Dans ce cadre, il faut reconnaitre que le Maroc présente aujourd’hui des avantages inédits pour développer de l’hydrogène vert de qualité et, partant, répondre aux besoins énergétiques. La mobilité durable est également un vrai sujet que les deux pays pourraient développer ensembles.
Abstraction faite du contexte géopolitique, les solutions à la perturbation des chaînes de valeur mondiales doivent résider dans les liens régionaux. Pour ce faire, il est impératif d’assurer la stabilité juridique et de converger en termes de normes.
De son côté, Clémente Gonzales, président du CEMAES (Conseil économique Maroc-Espagne ) rappelle que nous vivons une perturbation des chaines de valeur mondiale sans précédent. Les Etats-Unis innovent, la Chine produit et l’Union européenne régule. Dans un contexte pareil, les chaines d’approvisionnement sont de plus en plus petites et les fournisseurs sont de plus en plus proches. Un changement de paradigme s’impose.

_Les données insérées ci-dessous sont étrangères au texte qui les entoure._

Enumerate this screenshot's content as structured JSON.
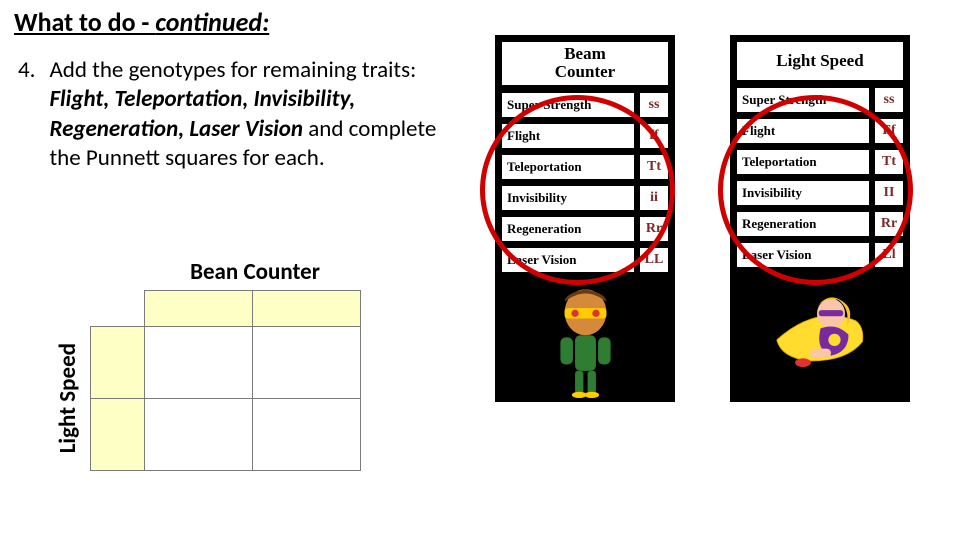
{
  "title_main": "What to do - ",
  "title_cont": "continued:",
  "step_number": "4.",
  "instruction_lead": "Add the genotypes for remaining traits:  ",
  "instruction_bold": "Flight, Teleportation, Invisibility, Regeneration, Laser Vision",
  "instruction_tail": " and complete the Punnett squares for each.",
  "punnett": {
    "top_label": "Bean Counter",
    "side_label": "Light Speed"
  },
  "cards": [
    {
      "title_line1": "Beam",
      "title_line2": "Counter",
      "traits": [
        {
          "name": "Super Strength",
          "geno": "ss"
        },
        {
          "name": "Flight",
          "geno": "ff"
        },
        {
          "name": "Teleportation",
          "geno": "Tt"
        },
        {
          "name": "Invisibility",
          "geno": "ii"
        },
        {
          "name": "Regeneration",
          "geno": "Rr"
        },
        {
          "name": "Laser Vision",
          "geno": "LL"
        }
      ]
    },
    {
      "title_line1": "Light Speed",
      "title_line2": "",
      "traits": [
        {
          "name": "Super Strength",
          "geno": "ss"
        },
        {
          "name": "Flight",
          "geno": "Ff"
        },
        {
          "name": "Teleportation",
          "geno": "Tt"
        },
        {
          "name": "Invisibility",
          "geno": "II"
        },
        {
          "name": "Regeneration",
          "geno": "Rr"
        },
        {
          "name": "Laser Vision",
          "geno": "Ll"
        }
      ]
    }
  ]
}
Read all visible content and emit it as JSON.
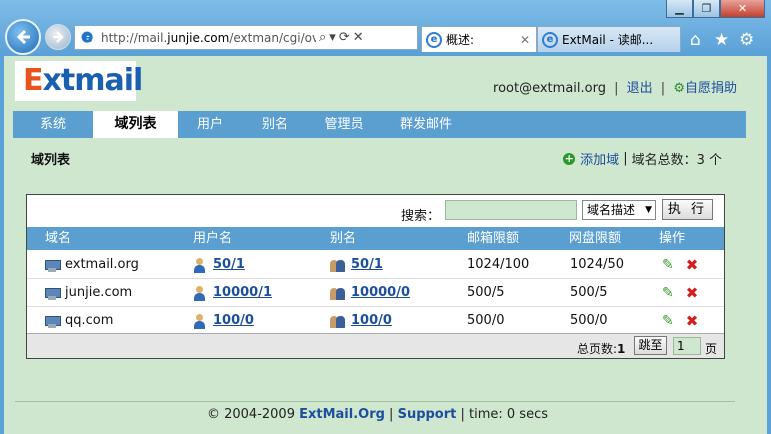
{
  "browser": {
    "window_buttons": [
      "▁",
      "❐",
      "✕"
    ],
    "url_prefix": "http://mail.",
    "url_domain": "junjie.com",
    "url_rest": "/extman/cgi/overv",
    "addr_buttons": [
      "⌕",
      "▾",
      "⟳",
      "✕"
    ],
    "tabs": [
      {
        "label": "概述:",
        "active": true
      },
      {
        "label": "ExtMail - 读邮...",
        "active": false
      }
    ],
    "toolbar_icons": [
      "home-icon",
      "favorites-icon",
      "tools-icon"
    ]
  },
  "app": {
    "logo": "Extmail",
    "user": "root@extmail.org",
    "logout": "退出",
    "donate": "自愿捐助"
  },
  "nav": {
    "items": [
      {
        "label": "系统",
        "active": false
      },
      {
        "label": "域列表",
        "active": true
      },
      {
        "label": "用户",
        "active": false
      },
      {
        "label": "别名",
        "active": false
      },
      {
        "label": "管理员",
        "active": false
      },
      {
        "label": "群发邮件",
        "active": false
      }
    ]
  },
  "section": {
    "title": "域列表",
    "add_label": "添加域",
    "total_label": "域名总数：",
    "total": "3 个"
  },
  "search": {
    "label": "搜索：",
    "value": "",
    "select_value": "域名描述",
    "button": "执 行"
  },
  "table": {
    "columns": [
      "域名",
      "用户名",
      "别名",
      "邮箱限额",
      "网盘限额",
      "操作"
    ],
    "rows": [
      {
        "domain": "extmail.org",
        "users": "50/1",
        "aliases": "50/1",
        "mailbox": "1024/100",
        "netdisk": "1024/50"
      },
      {
        "domain": "junjie.com",
        "users": "10000/1",
        "aliases": "10000/0",
        "mailbox": "500/5",
        "netdisk": "500/5"
      },
      {
        "domain": "qq.com",
        "users": "100/0",
        "aliases": "100/0",
        "mailbox": "500/0",
        "netdisk": "500/0"
      }
    ]
  },
  "pager": {
    "total_label": "总页数:",
    "total": "1",
    "go_button": "跳至",
    "page_value": "1",
    "unit": "页"
  },
  "footer": {
    "copyright": "© 2004-2009 ",
    "brand": "ExtMail.Org",
    "sep1": " | ",
    "support": "Support",
    "sep2": " | time: 0 secs"
  },
  "colors": {
    "page_bg": "#cfe6cf",
    "nav_bg": "#5b9fd0",
    "link": "#1c4f9c",
    "logo_e": "#e8541c",
    "logo_rest": "#1b5fb0"
  }
}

Le ministre de l’industrie Ryad Mezzour tout en listant les principales réformes adoptées ou en cours par le Maroc annonce que le Royaume et l’Espagne pourraient devenir la plateforme la plus compétitive aussi bien dans les secteurs automobile que textile.
Aussi, il rappelle le mix énergétique qui sera composé à hauteur de 52% des énergies renouvelables à l’horizon 2035. Des perspectives fort prometteuses pour les deux pays voisins.